We addressed this by updating the base interface in `SPTarkov.Server.Core`:
```csharp
namespace SPTarkov.Server.Core.Models.Eft.Launcher;
public record LoginRequestData : IRequestData
{
[JsonPropertyName("username")]
public string? Username { get; set; }
[JsonPropertyName("password")]
public string? Password { get; set; }
}
```
Now, `LoginRequestData` natively accepts passwords, allowing Harmony Patches on `LauncherCallbacks.Login` and `LauncherCallbacks.Register` to validate against the database gracefully.

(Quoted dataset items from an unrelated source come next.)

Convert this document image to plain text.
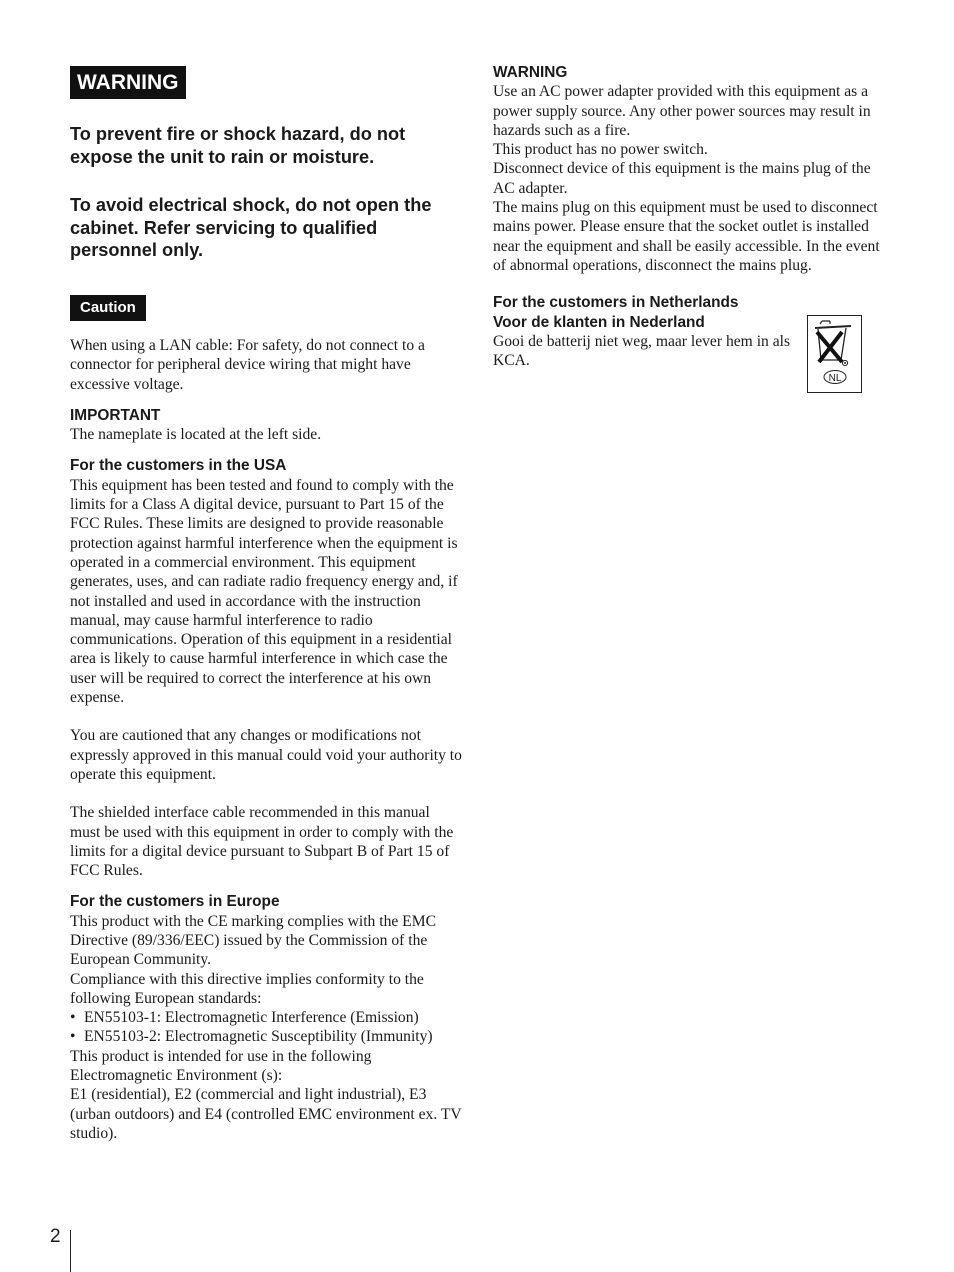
WARNING

To prevent fire or shock hazard, do not expose the unit to rain or moisture.

To avoid electrical shock, do not open the cabinet. Refer servicing to qualified personnel only.

Caution

When using a LAN cable: For safety, do not connect to a connector for peripheral device wiring that might have excessive voltage.

IMPORTANT

The nameplate is located at the left side.

For the customers in the USA

This equipment has been tested and found to comply with the limits for a Class A digital device, pursuant to Part 15 of the FCC Rules. These limits are designed to provide reasonable protection against harmful interference when the equipment is operated in a commercial environment. This equipment generates, uses, and can radiate radio frequency energy and, if not installed and used in accordance with the instruction manual, may cause harmful interference to radio communications. Operation of this equipment in a residential area is likely to cause harmful interference in which case the user will be required to correct the interference at his own expense.

You are cautioned that any changes or modifications not expressly approved in this manual could void your authority to operate this equipment.

The shielded interface cable recommended in this manual must be used with this equipment in order to comply with the limits for a digital device pursuant to Subpart B of Part 15 of FCC Rules.

For the customers in Europe

This product with the CE marking complies with the EMC Directive (89/336/EEC) issued by the Commission of the European Community.

Compliance with this directive implies conformity to the following European standards:

• EN55103-1: Electromagnetic Interference (Emission)
• EN55103-2: Electromagnetic Susceptibility (Immunity)

This product is intended for use in the following Electromagnetic Environment (s):

E1 (residential), E2 (commercial and light industrial), E3 (urban outdoors) and E4 (controlled EMC environment ex. TV studio).

WARNING

Use an AC power adapter provided with this equipment as a power supply source. Any other power sources may result in hazards such as a fire.

This product has no power switch.

Disconnect device of this equipment is the mains plug of the AC adapter.

The mains plug on this equipment must be used to disconnect mains power. Please ensure that the socket outlet is installed near the equipment and shall be easily accessible. In the event of abnormal operations, disconnect the mains plug.

For the customers in Netherlands

Voor de klanten in Nederland

Gooi de batterij niet weg, maar lever hem in als KCA.

NL
2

## Custom Token Session vs Default Random Session Strings
Vanilla SPT creates a random GUID session variable that is used loosely.
With SSO:
1. `spt-launcher` initiates an HTTP POST `/launcher/profile/login` with `username` and `password`.
2. The Database (`DatabaseManager.cs`) verifies credentials against PostgreSQL passwords (hashed).
3. Returns a specific `SessionID` mapped directly to that User ID.
4. The launcher preserves this ID in cookies and local cache storage.
5. Sub-requests (Start Client, Fetch Match Profiles) utilize this single, constant Session ID instead of performing a secondary manual profile scan discovery via `/launcher/profiles`.